昨日土曜日の記録。
年末初回のお稽古日には、お月謝のほかに年末御挨拶(お歳暮)の集金がある。加えて、来年度の帛紗(やました作成)を購入希望(ほとんど強制だけど)の人はその集金もあった。集金係のK先輩がその仕事でなかなかお稽古に入れず、私はすることがないので、ぼんやり立っていた。ら、大先生に、B班の炭付き花月が始まるから、どうせ一人足りないのだからそこに入りなさい、と言われ急遽Bルームへ。(N先生の認知症がここにきて急激に進んでしまい、今回からもうお稽古場にはいらっしゃらなくなったそうだ。そのため、Bルームは完全にn先生の担当になっている。)
n先生はすぐに私に正客を命じ、折据から札を取る段になると、こんどは「月をお取り下さい」としれっと(失礼!)仰るではないか。B班の方たちのお稽古なのに、私に炭をやれと。日頃A班でお稽古しているんだからできるでしょ?という無言の圧力を感じながら、替え札を取ると炭手前に進む。火箸を置くとき、火箸の先から斜めに置いていくのでは無く、畳と平行に火箸を置く、と教えられる。また灰匙で灰をまくときの角度やコツは自分で研究するようにとも。炭手前を何とか終えて、正客の席に戻ると次は数字の札を取るように指示され、その次は月を取るように言われ、最後は全員に花以外を取りなさいとおっしゃった(私以外のメンバーも全員、n先生のおっしゃる通りの札をその都度取っていた)。n先生の指示通りに皆が動き、スムーズに炭付き花月が終わる。きっと何も考えなくてもn先生の言うとおりに動いていればできるようになるのだろう。

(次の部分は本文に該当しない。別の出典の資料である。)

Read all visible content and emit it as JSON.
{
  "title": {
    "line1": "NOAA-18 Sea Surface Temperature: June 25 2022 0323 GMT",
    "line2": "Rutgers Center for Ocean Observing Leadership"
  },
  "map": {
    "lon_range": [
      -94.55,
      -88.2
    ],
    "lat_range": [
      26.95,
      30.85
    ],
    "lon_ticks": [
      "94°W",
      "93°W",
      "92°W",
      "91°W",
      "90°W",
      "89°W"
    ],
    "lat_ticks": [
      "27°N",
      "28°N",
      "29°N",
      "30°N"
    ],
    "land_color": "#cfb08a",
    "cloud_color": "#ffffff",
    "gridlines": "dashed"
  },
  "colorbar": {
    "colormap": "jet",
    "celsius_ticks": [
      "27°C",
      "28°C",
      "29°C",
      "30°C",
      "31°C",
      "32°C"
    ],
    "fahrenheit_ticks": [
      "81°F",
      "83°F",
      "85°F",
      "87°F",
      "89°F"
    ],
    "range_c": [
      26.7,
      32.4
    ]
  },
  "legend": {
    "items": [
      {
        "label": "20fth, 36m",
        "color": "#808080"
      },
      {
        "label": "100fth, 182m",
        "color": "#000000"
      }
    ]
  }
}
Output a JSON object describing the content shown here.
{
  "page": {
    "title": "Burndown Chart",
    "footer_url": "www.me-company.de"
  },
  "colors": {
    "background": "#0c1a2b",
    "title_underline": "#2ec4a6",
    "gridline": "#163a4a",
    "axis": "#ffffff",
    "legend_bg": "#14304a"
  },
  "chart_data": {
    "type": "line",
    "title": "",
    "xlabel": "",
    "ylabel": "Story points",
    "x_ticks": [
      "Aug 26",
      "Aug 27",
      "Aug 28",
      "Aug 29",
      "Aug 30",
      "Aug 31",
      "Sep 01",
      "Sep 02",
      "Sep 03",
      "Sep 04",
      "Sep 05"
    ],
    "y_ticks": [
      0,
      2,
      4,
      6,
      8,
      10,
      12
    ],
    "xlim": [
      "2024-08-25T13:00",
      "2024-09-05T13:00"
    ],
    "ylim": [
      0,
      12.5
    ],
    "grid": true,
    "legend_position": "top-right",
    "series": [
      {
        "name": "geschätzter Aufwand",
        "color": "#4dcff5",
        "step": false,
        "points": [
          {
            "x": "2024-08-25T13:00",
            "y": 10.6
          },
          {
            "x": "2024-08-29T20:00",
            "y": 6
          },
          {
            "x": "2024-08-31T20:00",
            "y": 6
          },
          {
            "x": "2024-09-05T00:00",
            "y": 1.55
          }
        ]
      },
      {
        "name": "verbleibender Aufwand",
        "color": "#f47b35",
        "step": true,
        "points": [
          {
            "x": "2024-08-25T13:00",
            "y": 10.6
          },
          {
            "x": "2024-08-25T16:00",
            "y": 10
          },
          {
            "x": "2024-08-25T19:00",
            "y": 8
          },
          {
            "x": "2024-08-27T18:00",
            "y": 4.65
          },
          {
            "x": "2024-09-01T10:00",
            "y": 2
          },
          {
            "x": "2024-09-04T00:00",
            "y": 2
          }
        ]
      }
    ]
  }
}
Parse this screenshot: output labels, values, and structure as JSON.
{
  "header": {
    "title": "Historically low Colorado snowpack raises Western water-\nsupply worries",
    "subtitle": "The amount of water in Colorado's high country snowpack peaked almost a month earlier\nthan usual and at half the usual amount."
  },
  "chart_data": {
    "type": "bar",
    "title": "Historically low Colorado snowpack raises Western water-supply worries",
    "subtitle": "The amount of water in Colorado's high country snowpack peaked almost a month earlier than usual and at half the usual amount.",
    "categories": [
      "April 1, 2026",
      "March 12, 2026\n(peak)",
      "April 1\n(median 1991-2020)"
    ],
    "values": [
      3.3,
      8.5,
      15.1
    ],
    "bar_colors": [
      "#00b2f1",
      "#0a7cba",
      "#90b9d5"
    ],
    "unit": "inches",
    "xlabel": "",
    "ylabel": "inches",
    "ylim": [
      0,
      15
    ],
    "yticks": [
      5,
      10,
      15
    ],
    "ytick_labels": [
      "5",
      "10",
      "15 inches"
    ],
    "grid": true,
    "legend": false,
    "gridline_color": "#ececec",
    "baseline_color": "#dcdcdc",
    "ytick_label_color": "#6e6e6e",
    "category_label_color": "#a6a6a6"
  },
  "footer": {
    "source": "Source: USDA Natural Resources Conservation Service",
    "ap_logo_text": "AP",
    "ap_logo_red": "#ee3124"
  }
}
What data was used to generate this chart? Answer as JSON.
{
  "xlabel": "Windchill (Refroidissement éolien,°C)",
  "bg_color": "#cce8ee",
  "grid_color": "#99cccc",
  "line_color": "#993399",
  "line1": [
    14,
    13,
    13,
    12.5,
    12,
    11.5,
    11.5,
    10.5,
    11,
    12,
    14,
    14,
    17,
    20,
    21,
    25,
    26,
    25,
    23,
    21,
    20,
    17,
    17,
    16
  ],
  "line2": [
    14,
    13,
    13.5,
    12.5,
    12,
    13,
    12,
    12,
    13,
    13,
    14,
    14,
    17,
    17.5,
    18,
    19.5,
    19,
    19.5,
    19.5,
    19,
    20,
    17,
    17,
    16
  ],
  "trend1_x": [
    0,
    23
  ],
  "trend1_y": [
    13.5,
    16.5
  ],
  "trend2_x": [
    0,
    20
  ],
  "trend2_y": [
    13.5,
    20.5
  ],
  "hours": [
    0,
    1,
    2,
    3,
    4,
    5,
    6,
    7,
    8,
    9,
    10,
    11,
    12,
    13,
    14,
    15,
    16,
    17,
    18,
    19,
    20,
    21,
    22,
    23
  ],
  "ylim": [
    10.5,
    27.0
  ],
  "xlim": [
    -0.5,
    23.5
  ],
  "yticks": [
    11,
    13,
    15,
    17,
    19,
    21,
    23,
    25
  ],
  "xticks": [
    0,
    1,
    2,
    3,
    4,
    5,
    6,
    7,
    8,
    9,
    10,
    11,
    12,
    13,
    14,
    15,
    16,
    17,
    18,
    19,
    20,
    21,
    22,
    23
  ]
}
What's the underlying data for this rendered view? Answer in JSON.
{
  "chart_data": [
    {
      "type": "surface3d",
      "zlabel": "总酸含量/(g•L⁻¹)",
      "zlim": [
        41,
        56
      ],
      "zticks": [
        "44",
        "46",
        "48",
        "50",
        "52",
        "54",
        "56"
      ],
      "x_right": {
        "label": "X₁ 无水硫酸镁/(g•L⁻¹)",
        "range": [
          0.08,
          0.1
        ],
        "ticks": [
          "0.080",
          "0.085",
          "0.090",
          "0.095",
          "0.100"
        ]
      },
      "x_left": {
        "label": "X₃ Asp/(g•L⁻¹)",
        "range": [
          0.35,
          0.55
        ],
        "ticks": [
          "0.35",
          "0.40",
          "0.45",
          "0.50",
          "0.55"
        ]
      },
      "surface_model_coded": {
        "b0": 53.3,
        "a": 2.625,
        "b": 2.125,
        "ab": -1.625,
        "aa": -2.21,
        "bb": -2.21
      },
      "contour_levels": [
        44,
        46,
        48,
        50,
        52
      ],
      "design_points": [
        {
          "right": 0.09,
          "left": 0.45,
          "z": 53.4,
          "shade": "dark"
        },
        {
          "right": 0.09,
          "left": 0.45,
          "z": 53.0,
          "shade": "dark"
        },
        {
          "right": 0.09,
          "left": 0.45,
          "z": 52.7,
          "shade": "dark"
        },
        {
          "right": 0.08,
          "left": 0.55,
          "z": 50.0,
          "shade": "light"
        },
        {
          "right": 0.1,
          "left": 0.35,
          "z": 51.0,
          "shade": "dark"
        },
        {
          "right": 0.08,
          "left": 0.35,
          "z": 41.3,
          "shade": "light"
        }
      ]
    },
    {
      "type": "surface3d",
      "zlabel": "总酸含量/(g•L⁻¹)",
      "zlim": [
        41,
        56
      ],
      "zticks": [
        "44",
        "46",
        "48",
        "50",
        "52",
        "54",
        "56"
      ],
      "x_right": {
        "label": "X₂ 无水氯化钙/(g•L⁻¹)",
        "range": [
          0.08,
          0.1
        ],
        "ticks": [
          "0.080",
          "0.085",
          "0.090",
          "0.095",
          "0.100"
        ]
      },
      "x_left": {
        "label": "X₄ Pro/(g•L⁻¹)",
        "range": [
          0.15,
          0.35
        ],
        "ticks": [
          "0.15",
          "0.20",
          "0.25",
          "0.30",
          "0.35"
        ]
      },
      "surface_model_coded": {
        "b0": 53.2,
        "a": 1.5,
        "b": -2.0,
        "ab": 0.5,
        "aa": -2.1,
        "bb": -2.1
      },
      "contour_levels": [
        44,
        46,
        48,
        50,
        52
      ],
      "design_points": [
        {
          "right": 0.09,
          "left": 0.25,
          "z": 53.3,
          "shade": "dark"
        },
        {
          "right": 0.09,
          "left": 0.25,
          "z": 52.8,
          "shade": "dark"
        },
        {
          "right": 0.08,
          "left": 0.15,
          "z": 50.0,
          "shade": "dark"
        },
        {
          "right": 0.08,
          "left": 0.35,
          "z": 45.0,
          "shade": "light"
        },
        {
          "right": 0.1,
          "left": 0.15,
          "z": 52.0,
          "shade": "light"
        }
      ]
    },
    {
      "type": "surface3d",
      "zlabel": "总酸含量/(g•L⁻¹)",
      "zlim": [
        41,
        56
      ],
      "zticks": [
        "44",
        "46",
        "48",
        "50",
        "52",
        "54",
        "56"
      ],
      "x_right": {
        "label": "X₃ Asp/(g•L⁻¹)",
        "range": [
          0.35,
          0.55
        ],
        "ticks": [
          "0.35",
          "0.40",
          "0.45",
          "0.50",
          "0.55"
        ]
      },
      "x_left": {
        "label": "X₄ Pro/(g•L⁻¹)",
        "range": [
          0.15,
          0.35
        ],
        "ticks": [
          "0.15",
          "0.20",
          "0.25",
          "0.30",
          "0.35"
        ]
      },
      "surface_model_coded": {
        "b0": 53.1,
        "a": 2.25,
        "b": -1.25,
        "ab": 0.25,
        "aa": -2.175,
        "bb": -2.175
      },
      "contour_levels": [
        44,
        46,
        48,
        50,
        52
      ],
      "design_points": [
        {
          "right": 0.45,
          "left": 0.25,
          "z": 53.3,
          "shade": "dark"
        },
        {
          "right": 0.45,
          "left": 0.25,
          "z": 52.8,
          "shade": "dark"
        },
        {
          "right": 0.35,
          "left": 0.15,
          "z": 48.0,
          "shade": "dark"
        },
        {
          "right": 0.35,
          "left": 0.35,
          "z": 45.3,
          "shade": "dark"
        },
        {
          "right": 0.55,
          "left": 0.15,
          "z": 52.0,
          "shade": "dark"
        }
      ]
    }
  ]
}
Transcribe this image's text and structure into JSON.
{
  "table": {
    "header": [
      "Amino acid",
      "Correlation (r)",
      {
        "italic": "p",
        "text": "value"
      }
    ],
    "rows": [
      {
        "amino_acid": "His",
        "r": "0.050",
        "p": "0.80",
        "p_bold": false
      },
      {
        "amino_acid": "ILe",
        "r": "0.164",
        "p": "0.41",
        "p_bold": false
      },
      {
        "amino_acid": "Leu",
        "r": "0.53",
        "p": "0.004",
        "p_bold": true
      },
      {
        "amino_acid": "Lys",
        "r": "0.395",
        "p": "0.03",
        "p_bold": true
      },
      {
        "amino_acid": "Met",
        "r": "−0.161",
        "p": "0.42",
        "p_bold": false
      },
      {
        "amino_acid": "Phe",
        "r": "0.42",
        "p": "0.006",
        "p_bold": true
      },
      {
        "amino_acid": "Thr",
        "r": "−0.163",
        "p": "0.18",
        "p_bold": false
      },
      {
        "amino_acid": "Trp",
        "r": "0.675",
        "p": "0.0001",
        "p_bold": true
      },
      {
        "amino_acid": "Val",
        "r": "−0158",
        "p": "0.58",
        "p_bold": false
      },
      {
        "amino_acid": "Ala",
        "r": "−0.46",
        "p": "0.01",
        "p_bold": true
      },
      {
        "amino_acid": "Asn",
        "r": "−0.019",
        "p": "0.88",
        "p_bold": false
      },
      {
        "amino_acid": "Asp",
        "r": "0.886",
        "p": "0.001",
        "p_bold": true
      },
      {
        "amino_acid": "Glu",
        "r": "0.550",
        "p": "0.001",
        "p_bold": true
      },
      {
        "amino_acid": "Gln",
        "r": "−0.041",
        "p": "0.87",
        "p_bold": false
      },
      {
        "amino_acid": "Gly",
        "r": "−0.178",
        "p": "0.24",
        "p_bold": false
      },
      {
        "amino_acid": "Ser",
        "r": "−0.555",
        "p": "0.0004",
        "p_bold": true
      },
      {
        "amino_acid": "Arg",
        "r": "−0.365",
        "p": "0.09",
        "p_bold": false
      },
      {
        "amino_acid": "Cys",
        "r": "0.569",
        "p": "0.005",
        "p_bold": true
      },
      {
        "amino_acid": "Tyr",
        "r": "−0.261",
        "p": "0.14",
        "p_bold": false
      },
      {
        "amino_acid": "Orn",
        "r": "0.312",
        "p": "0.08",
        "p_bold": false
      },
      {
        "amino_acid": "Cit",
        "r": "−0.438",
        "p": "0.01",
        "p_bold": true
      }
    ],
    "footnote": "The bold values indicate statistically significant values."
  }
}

花月が終わると、Aルームに戻る。さすがにもうお稽古は始まっていて、更好棚を二つ置いて紹鴎棚に見立てて順番に薄茶点前、半東役のお稽古をしていた。私はお客様のお勉強から。半東はたぶん私はやらなくていいはず。お点前の順番が回ってきて薄茶を点てる。紹鴎棚は、下の段が物入れのようになっていて、そこに背が低めの水指を入れてお点前をするもの。お点前中は障子を開けて水指を少し手前に引き出す。お仕舞いのときは、最後に水つぎ(片口)で水をさしたら、手前に出ていた水指を奥に戻して障子を閉めるのがなんだか素敵。A班全員がそれぞれお稽古して午前中は終了した。
午後は会のお稽古以外のものをそれぞれやりなさい、とご指示があり、私はU先輩に見て頂いて唐物のお稽古をさせていただいた。曲水指の前に唐物を飾り、茶筅と茶杓を仕組んだ茶碗を持って入る。襖を閉めて点前座に進んだら、茶碗を二手で勝手付きに仮置きするのだが、実はこれは仮置きではない、ということを教えてもらう。通常なら、茶碗の右真横、左手前を持って勝手付きに置く。壁に手がぶつからないように左際を持つわけだ。しかし、唐物のときは、右真横、左真横と取って、手が壁に当たらないくらいの場所に置く。つまり、本当は茶入と茶碗を置き合わせるところ、唐物が主役だから茶碗は控えて置く,という意味なのだ、と。
一番苦手な問答は、今回は
お茶碗が戻ったところで、茶碗の由緒を聞かれて、
お茶碗は俊寛の写しとお見受けしましたが?
「はい。さようでございます。宗入でございます。」
唐物の由緒を聞かれて、
「益田鈍翁が所持していたと言われる茄子でございます。」
という会話を教わった。唐物の場合は遠州家伝来とか黒田家伝来、とかじゃなくてもいい、とUさん。たぶん大名物とか中興名物とかそういうレベルの話をされていたのだと思うけれど,私にはさっぱり(^_^;)
客「なにか御銘でも?」
「特にありませんが、円能斎宗匠よりお箱を頂戴しております」
客「さしつかえなければそのお箱も拝見させていただけないでしょうか。」
「では、のちほど」
という会話も習ったのだが、茶碗のときだったのか、唐物茶入のときだったか、すっかり忘れてしまったわ(ーー;)
そして茶杓の問答は、円能斎の箱書きと釣り合うように、じゃあ、お作は玄々斎くらいにしておこうか、ということになって、玄々斎作、銘は無一物。
うーむ。やっぱりいつまで経ってもこのお道具の想定問答は苦手だわ。
しかし、前回、次回は壺荘のお稽古をしましょう、と言われたはずなのに、壺のつの字も無かったなぁ・・・。